A documentation and recruitment project that profiles small towns with strong informal education ecosystems — places where children still walk to school, where local tradespeople mentor youth, where the 4-H club or the volunteer fire department functions as an educational institution. Recruit remote-working families to these towns with honest accounts of what the education will include and what it will lack. Help towns articulate their educational assets.
Parents have been systematically excluded from knowledge about what their children are taught, how they are classified, and what invisible curriculum of obedience and caste they absorb. Schools operate as black boxes. Parents have surrendered judgment to certified experts who produce no results.
A practical toolkit and legal support network helping parents exercise their existing rights: to review curriculum, to examine testing protocols, to understand classification systems, to request accommodation, to opt out. Train parents to read their children's cumulative files, to understand what 'learning disabled' actually means in bureaucratic terms, to challenge classifications that serve the institution rather than the child.

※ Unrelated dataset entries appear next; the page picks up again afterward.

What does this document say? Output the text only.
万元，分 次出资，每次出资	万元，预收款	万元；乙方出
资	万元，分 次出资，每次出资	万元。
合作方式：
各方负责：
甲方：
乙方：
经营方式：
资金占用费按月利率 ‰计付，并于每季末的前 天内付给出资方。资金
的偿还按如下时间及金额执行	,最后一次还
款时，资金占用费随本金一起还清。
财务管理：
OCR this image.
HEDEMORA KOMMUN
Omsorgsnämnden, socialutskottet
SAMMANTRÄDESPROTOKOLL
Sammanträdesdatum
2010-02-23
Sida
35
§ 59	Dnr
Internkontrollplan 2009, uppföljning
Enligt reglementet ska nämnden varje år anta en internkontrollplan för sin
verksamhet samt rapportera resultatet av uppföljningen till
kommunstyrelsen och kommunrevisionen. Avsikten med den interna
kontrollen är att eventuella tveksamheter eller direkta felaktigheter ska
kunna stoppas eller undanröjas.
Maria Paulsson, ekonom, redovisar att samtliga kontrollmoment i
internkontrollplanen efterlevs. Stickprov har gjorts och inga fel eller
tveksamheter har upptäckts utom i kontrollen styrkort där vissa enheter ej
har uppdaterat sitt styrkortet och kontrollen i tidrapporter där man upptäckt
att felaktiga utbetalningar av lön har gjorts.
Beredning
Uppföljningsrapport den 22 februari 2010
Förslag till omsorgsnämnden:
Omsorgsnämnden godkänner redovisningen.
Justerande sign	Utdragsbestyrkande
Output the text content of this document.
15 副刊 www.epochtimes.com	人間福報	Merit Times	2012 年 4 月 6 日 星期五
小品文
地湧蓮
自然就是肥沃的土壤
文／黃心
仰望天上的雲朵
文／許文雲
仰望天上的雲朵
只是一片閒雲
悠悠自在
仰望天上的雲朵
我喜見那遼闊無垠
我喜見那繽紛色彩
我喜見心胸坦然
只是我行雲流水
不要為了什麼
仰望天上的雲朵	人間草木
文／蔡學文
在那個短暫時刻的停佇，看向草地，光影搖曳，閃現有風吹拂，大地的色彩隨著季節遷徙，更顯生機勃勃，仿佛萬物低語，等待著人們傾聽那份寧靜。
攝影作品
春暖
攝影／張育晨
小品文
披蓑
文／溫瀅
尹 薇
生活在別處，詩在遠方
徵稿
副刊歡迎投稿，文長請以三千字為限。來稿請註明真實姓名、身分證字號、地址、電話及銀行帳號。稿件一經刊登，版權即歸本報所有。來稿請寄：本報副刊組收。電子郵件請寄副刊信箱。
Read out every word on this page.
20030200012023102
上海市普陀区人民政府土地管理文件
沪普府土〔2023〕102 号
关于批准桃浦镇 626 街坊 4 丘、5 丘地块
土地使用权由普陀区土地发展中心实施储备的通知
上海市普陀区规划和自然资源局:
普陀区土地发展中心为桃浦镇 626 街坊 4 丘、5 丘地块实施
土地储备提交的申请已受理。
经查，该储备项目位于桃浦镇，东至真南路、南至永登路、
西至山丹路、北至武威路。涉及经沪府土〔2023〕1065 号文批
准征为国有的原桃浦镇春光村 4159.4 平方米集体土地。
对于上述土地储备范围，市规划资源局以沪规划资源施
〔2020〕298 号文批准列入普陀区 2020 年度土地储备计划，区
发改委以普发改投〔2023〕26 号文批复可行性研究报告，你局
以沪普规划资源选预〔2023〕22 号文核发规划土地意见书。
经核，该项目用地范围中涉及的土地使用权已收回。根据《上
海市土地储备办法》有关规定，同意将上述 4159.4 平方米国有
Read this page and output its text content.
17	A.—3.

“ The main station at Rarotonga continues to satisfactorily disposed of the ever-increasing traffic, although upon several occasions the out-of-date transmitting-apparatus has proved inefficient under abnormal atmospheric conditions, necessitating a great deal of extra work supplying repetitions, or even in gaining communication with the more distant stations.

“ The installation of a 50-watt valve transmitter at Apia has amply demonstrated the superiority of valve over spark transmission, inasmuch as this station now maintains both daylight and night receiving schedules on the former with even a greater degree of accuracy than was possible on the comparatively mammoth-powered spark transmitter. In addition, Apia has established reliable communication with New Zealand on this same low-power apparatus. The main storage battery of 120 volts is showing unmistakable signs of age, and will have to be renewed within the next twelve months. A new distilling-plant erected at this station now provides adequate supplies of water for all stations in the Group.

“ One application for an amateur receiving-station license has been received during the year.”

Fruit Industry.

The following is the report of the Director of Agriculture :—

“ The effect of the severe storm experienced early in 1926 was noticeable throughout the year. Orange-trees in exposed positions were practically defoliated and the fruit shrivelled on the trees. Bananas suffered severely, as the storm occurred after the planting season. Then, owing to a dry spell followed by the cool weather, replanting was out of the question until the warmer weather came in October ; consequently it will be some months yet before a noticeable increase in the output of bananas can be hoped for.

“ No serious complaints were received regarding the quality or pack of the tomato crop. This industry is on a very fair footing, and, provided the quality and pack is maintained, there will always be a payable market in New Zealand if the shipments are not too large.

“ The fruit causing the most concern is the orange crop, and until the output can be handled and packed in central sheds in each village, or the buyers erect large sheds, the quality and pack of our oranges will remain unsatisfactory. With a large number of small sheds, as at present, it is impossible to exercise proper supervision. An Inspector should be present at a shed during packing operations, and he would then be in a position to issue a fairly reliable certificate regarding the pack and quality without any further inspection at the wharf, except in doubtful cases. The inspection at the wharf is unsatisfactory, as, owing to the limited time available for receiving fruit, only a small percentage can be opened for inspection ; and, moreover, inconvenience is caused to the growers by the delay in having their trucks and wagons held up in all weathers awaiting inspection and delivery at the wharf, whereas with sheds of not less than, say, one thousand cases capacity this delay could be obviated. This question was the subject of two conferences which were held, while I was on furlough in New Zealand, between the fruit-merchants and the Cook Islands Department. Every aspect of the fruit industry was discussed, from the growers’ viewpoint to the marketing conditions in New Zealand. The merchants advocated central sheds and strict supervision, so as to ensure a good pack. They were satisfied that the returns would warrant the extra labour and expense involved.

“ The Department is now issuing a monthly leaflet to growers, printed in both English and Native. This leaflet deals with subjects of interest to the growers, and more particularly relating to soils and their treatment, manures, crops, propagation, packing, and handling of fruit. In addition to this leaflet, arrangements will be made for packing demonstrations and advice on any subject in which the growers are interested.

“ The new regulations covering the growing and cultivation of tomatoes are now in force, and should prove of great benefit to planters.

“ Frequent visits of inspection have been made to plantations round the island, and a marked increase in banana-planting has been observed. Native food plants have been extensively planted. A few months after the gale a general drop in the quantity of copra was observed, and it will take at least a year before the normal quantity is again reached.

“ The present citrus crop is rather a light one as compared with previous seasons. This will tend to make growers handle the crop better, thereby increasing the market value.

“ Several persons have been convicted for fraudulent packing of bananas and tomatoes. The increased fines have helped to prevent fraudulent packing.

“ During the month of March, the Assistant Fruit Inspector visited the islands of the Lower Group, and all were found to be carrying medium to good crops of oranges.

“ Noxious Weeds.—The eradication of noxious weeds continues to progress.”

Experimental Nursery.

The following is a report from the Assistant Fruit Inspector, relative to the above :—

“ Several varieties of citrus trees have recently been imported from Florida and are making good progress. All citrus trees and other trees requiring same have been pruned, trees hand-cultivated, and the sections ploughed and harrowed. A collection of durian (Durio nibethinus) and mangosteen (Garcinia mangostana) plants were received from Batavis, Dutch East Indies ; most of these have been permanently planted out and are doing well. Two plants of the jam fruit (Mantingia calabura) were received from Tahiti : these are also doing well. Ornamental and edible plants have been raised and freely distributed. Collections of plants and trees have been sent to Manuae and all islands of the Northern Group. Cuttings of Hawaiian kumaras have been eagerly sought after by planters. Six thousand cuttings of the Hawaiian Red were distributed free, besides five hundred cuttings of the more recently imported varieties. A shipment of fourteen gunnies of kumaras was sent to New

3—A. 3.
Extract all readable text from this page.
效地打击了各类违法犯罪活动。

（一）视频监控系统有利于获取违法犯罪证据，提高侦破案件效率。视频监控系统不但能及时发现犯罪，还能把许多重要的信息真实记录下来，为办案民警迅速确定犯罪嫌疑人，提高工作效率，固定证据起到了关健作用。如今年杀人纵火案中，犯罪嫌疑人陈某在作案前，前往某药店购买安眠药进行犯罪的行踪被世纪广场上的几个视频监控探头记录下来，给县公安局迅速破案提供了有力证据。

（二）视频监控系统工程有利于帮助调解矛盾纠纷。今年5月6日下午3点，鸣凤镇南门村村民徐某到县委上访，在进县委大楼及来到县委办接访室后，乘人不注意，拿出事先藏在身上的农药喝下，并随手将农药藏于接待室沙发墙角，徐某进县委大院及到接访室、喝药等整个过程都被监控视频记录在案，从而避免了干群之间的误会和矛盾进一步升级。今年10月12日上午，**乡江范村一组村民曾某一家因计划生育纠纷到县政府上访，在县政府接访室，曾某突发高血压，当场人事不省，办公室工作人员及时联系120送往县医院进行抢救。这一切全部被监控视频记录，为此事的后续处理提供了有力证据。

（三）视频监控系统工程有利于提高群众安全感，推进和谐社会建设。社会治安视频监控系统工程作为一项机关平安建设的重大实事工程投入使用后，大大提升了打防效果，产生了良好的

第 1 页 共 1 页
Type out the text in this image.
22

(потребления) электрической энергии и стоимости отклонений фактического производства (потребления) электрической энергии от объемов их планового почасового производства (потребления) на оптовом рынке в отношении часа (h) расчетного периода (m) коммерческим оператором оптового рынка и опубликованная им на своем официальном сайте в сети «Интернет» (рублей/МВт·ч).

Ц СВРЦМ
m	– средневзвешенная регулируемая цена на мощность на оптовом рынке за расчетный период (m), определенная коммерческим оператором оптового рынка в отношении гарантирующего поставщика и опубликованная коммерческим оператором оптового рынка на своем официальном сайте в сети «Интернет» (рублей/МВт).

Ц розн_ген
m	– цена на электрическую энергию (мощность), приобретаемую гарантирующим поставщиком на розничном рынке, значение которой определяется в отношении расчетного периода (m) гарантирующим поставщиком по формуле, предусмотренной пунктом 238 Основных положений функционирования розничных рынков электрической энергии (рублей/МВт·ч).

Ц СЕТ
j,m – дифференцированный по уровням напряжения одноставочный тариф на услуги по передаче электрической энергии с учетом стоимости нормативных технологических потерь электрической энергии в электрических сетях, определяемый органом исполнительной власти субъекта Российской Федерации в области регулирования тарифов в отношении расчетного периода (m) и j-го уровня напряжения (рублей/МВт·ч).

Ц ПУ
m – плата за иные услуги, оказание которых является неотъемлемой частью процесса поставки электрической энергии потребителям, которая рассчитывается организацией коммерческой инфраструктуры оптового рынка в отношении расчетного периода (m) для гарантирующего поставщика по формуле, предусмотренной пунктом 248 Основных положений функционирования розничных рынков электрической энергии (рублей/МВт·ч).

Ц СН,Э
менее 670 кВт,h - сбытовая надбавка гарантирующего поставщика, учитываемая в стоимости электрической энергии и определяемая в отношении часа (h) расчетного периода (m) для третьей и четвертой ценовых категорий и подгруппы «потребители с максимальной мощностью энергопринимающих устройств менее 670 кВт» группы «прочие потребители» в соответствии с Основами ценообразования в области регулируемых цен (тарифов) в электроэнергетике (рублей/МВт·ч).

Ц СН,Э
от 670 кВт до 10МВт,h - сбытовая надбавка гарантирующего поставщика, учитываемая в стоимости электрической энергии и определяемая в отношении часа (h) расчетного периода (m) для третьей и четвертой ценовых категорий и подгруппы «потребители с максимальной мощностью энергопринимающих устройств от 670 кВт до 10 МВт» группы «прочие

American communities have lost the capacity to argue honestly with themselves. Political discourse is nationalized and abstract; local communities no longer practice the dialectical process that allows error to be corrected through face-to-face disagreement. Schools teach obedience to authority rather than the capacity to argue, dissent, and change one's mind.
A facilitator network that helps small communities revive the town meeting format — not for governance necessarily, but for practice in the dialectic. Monthly gatherings where a real local question is debated by people who must live with each other afterward. No experts. No moderators who enforce neutrality. Every person speaks, no one has final authority, error is corrected through argument over time.
Thousands of teachers are trapped inside institutions they recognize as psychopathic, collecting paychecks while believing they do more harm than good. They lack practical guidance on how to subvert the system from within without losing their jobs.
A practical manual — anonymous authorship, distributed through networks of sympathetic teachers — documenting specific sabotage techniques. How to send children on unauthorized apprenticeships. How to give them unsupervised time within the school day. How to ignore curriculum requirements that harm students. How to help parents understand classification systems. How to create community service programs without administrative approval. How to teach self-teaching rather than compliance. Each technique documented with the legal and career risks involved.